Ilford is a traditional manufacturer that was founded in the early years of photography and experienced a number bankruptcies and acquisitions during the decline of analog photography in the 2000s. The company was founded in 1879 by Alfred Hugh Harman in the English town of Ilford in the East of London . In 1928, the company acquired a factory in Mobberley near Manchester airport where manufacturing resides until today . During the 1960s, the Swiss Ciba company acquired stocks in Ilford until they became the sole owner in 1969. Ciba also set up a second manufacturing site in Marly near Bern .
Once being part of a multi-national corporation, multiple acquisitions followed over the next decades. In 2004, both the British and Swiss parts of Ilford had to file for bankrupcy and were divided in the process. After finding a Japanese investor, the Swiss Ilford branch had to file for a second bankrupcy in 2013 during which parts of the site in Marly were acquired by the German manufacturer Adox . The British branch was bought out by a group of former managers who formed Harman technology in remembrance of the company founder . Manufacturing remaines in Mobberley, but now also produces film for other brands.
The Delta line of films use Ilford's proprietary "core-shell" grain structure. As described by a series of patents [6-8], these core-shell particles in the film emulsion consist of flat, hexagonal twinned crystals with an idiode core and a silver halide shell. The result is that Delta films have a less noticable and more consistent grain than conventional films of identical ISO rating.

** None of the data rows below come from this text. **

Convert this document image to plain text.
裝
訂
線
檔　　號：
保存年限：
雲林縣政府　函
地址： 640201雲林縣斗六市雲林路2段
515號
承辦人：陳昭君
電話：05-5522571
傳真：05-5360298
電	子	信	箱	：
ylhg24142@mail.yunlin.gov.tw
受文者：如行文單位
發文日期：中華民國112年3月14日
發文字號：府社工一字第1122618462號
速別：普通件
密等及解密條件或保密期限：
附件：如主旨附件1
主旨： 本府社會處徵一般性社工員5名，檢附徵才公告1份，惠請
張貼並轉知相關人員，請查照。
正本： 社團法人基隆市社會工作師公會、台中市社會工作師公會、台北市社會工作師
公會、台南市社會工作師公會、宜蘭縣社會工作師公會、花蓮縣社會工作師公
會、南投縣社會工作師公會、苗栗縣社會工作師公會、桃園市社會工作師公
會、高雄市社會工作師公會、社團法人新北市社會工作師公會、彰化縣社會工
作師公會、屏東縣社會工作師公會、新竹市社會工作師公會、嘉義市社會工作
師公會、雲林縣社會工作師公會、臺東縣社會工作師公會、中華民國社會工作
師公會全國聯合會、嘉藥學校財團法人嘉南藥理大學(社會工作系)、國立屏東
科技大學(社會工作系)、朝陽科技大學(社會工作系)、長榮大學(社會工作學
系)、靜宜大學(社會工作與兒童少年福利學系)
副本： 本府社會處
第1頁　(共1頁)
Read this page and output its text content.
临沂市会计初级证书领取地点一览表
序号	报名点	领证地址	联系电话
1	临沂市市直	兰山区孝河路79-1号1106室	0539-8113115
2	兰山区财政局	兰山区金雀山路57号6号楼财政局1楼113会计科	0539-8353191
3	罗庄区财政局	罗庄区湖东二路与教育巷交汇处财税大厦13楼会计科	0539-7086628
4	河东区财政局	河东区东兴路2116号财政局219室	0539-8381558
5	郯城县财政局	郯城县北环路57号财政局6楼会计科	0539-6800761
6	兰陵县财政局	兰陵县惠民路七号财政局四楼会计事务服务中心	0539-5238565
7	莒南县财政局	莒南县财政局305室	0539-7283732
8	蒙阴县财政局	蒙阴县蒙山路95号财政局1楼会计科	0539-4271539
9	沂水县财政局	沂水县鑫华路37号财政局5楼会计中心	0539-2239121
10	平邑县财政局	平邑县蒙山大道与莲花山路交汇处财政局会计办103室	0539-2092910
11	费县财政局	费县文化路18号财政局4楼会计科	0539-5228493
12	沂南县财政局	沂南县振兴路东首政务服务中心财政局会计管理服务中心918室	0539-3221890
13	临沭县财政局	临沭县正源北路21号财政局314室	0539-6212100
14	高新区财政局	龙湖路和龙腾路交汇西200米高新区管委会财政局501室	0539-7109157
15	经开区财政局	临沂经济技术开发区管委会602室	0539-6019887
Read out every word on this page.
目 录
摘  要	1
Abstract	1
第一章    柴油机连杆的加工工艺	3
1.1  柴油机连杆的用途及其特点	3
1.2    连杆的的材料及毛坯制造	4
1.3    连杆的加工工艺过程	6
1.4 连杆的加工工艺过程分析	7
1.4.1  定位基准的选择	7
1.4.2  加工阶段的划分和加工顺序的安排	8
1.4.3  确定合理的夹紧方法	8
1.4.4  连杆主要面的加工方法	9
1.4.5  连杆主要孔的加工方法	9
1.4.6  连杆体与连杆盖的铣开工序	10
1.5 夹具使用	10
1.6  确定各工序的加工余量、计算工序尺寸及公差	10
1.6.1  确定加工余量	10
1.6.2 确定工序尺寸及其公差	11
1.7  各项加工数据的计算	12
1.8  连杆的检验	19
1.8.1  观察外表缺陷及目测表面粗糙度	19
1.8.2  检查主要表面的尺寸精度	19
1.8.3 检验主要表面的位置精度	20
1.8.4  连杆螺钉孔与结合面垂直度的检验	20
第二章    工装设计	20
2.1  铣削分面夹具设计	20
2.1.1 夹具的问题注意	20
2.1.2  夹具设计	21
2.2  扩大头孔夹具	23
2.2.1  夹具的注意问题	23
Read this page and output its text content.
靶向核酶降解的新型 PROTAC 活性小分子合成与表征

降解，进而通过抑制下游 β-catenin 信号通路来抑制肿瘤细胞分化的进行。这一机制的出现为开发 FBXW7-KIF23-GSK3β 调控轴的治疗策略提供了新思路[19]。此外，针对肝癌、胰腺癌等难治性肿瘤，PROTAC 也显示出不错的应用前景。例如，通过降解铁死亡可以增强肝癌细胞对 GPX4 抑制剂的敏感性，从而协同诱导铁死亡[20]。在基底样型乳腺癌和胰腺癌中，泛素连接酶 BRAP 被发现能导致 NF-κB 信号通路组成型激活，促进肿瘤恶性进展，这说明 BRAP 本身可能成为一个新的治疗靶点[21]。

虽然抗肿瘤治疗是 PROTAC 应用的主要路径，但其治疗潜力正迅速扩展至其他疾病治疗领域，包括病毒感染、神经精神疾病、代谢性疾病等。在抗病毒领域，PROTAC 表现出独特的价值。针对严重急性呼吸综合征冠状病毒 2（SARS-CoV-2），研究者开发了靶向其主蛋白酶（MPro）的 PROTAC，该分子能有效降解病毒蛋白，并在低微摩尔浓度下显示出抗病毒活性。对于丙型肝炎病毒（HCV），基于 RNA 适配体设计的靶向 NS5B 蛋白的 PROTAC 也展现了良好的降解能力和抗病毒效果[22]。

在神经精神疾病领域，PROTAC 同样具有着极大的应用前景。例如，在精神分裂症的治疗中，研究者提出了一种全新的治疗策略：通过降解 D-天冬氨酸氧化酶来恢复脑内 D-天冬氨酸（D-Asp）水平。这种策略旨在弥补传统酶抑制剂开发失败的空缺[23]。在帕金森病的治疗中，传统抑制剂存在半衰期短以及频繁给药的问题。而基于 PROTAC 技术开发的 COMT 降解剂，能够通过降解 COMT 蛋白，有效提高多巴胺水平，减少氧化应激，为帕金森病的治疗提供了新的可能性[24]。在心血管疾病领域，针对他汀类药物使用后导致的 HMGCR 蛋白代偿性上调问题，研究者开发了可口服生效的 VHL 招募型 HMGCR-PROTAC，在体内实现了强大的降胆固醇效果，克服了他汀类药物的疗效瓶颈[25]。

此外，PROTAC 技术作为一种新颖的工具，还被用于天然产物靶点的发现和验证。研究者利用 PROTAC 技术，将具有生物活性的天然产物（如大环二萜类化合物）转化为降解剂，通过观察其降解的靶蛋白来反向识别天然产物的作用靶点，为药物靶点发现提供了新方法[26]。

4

Delta 3200 is the highest ISO rating available in film photography that I am aware of. It directly competes with Kodak Tmax 3200. Given the high ISO, the grain is still under control in some scenes, but completely dominates darker scenes. Therefore, the opinion in the community is often that Delta 3200 not truly 3200, but rather a pushed 1600 film. As such, it yields much better results when shot at 1600. I will try this in the future and add my findings here.